The Christmas tree business evolved from logging, with a secondary agenda: “A tree is a symbol of opportunity for manifesting a genuine, loving service,” Bureau says. Today a tree, tomorrow, perhaps a soul.

Bureau sells up to 800 trees per season, the majority to repeat clientele and their adult children. Prices range from $50 into the hundreds, depending on height — from barely 6 feet to a statuesque 14 feett. Price includes removing loose needles in a device called Shakee, then netting and loading. Delivery and setup are free for people lacking suitable vehicles.

For this godly salesman, charity begins at work.

“If someone comes here and wants a (free) tree for a good reason I usually give it to him,” he says.

Chapter one opens in Maine, where Bureau grew up in a French-Canadian Catholic family. He married young, and in seven years, fathered five children. To support them, he built and operated a resort hotel on the Maine coast, with hopes of creating a chain. This endeavor brought him to Florida. The Lord had different plans, he says.

“My wife thought I was crazy,” Bureau says.

Andy and Joline Bureau divorced.

“After two years of praying, the Lord gave me a vision that would open up my wife’s heart,” he says. “It worked. We got remarried, and I reassembled with my family.”

Bureau bought land in Carthage and established a logging/sawmilling enterprise, where he could labor alongside his children. He preached wherever a congregation would listen — and still does, here and in Jacksonville, Fla.

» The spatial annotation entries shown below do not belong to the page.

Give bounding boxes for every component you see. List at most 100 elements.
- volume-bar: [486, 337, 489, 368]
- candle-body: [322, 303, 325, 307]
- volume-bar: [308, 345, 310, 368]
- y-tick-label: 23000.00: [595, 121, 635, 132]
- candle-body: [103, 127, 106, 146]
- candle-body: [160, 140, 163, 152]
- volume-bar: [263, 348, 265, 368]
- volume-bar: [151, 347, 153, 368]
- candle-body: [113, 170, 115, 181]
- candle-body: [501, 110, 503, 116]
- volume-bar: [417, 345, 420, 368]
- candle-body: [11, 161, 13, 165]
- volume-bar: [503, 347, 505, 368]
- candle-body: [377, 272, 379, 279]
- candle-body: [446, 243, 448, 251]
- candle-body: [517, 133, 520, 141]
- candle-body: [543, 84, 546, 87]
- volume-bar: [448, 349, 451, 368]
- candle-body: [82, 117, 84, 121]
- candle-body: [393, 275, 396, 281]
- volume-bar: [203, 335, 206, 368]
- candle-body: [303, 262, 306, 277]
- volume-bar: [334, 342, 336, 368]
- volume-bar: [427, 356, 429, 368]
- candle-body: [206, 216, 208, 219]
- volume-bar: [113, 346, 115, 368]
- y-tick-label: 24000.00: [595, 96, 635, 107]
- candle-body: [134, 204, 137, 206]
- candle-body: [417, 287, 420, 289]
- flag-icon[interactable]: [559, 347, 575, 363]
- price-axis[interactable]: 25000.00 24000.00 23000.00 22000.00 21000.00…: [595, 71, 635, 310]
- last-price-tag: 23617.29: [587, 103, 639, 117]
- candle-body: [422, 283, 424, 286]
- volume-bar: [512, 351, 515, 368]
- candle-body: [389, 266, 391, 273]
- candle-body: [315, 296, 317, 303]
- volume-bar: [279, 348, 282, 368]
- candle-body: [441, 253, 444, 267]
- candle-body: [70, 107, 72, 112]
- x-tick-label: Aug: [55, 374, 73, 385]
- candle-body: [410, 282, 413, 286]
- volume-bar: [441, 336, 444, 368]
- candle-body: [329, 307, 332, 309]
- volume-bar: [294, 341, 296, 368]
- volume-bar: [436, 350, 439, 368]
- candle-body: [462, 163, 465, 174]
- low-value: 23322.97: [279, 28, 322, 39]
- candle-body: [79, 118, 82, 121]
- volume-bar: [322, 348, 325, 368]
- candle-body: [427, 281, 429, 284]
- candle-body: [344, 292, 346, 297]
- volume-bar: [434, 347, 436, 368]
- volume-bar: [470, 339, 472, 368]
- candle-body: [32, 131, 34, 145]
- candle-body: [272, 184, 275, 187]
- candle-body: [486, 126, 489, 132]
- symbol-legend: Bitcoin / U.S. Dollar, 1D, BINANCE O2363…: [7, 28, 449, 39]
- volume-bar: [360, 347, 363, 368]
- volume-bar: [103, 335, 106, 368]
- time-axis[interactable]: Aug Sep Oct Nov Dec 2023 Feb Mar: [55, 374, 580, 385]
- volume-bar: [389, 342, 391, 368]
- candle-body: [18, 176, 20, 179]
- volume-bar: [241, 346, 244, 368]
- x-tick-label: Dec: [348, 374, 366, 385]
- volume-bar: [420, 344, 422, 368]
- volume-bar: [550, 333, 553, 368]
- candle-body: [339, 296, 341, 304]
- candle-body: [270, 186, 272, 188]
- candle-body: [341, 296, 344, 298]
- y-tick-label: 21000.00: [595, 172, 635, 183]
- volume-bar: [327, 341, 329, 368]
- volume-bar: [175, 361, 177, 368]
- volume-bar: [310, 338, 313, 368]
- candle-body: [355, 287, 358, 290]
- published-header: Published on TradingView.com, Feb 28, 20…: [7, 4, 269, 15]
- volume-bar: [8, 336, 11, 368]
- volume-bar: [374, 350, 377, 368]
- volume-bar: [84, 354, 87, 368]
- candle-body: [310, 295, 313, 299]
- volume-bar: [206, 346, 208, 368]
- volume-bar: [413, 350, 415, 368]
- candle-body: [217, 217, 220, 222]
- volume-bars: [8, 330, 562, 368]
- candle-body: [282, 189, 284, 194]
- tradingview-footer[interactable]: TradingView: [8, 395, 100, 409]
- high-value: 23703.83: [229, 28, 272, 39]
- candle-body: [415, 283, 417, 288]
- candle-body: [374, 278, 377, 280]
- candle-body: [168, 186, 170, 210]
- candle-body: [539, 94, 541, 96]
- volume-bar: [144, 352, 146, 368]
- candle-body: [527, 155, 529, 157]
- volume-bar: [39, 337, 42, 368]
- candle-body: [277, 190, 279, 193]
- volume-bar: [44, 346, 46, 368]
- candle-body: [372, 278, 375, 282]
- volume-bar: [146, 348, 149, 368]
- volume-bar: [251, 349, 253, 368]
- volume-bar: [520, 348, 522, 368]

But, come late October, the Bureaus, with cat and dog, pack up their mobile home and head for the Sandhills. They moved the tree business to the corner of Broad Street and Morganton Road in 2005. Joline keeps the books. Their children, grandchildren and several employees help on the lot.

“It’s a happy business,” says son James Bureau, who otherwise manufactures Port-a-Sheds.

A Christmas tree transaction begins at the supplier near Boone. North Carolina is ranked second in the United States in the number of trees harvested annually. Several have been chosen for the White House.

Bureau, a quality fanatic, sells only Fraser firs grown by an 84-year-old who harvests half a million trees a year. They are so perfectly groomed that a long-ago artist customer spent four hours finding an imperfect tree for her interpretive decoration.

Setting up the lot takes three weeks of hard labor. Every tree is kept in water from arrival to sale, to maximize longevity. The most popular size is 8 feet, costing close to $90.

The matching process can be touchy. Trees don’t wear price tags.

“When you see the right tree, it talks to you,” Bureau says.

He greets each customer and offers assistance.

“Some people say, ‘Pick a tree for me, Andy,’” he says.

Others circle the setup trees for hours. But 95 percent of the people who stop leave with a tree.

After 10 years as a customer, Diane Harris, of Southern Pines, dressed in a holly sweatshirt, shares her method.

“I look at the tree nearest (the office hut),” she says. “That’s usually the most perfect one so I use it as a guide. I tell Andy what I want. We negotiate the price. He brings the tree to our house and sets it up.”

Others, such as Jeanie Garcia, of Carthage, are novices.

“All we’ve ever had is artificial trees,” she says. “But now my husband and I are starting a tradition for our daughter.”

Eric Braun, of Pinebluff, sums it up: “Andy is just the most helpful and knowledgeable Christmas tree salesman up and down the road.”

Joline Bureau receives payments in the office. The part-time business does not qualify for credit cards. Other vendors cautioned them about accepting checks.

“I never lost a dollar on a check,” Andy Bureau beams, glancing heavenward.

The Bureaus do recall dicey situations, such as the time a customer wanted the tree topped off, with the top placed on the roof, as though the tree had burst through. And there is that storybook post-Christmas sale.

“I had one tree left on the lot,” Bureau says. “I put my phone number on it.”

A man called the day after Christmas saying he promised his children, coming from out of town, that he would have a tree.

“I gave it to him,” Bureau says.

But even the tannenbaum trade is not recession proof. Business may be down slightly, Joline Bureau admits, although prices have held steady for four years. She’s not worried.

“Our faithful customers keep us going,” she says. “We’re thankful to the Lord for that.”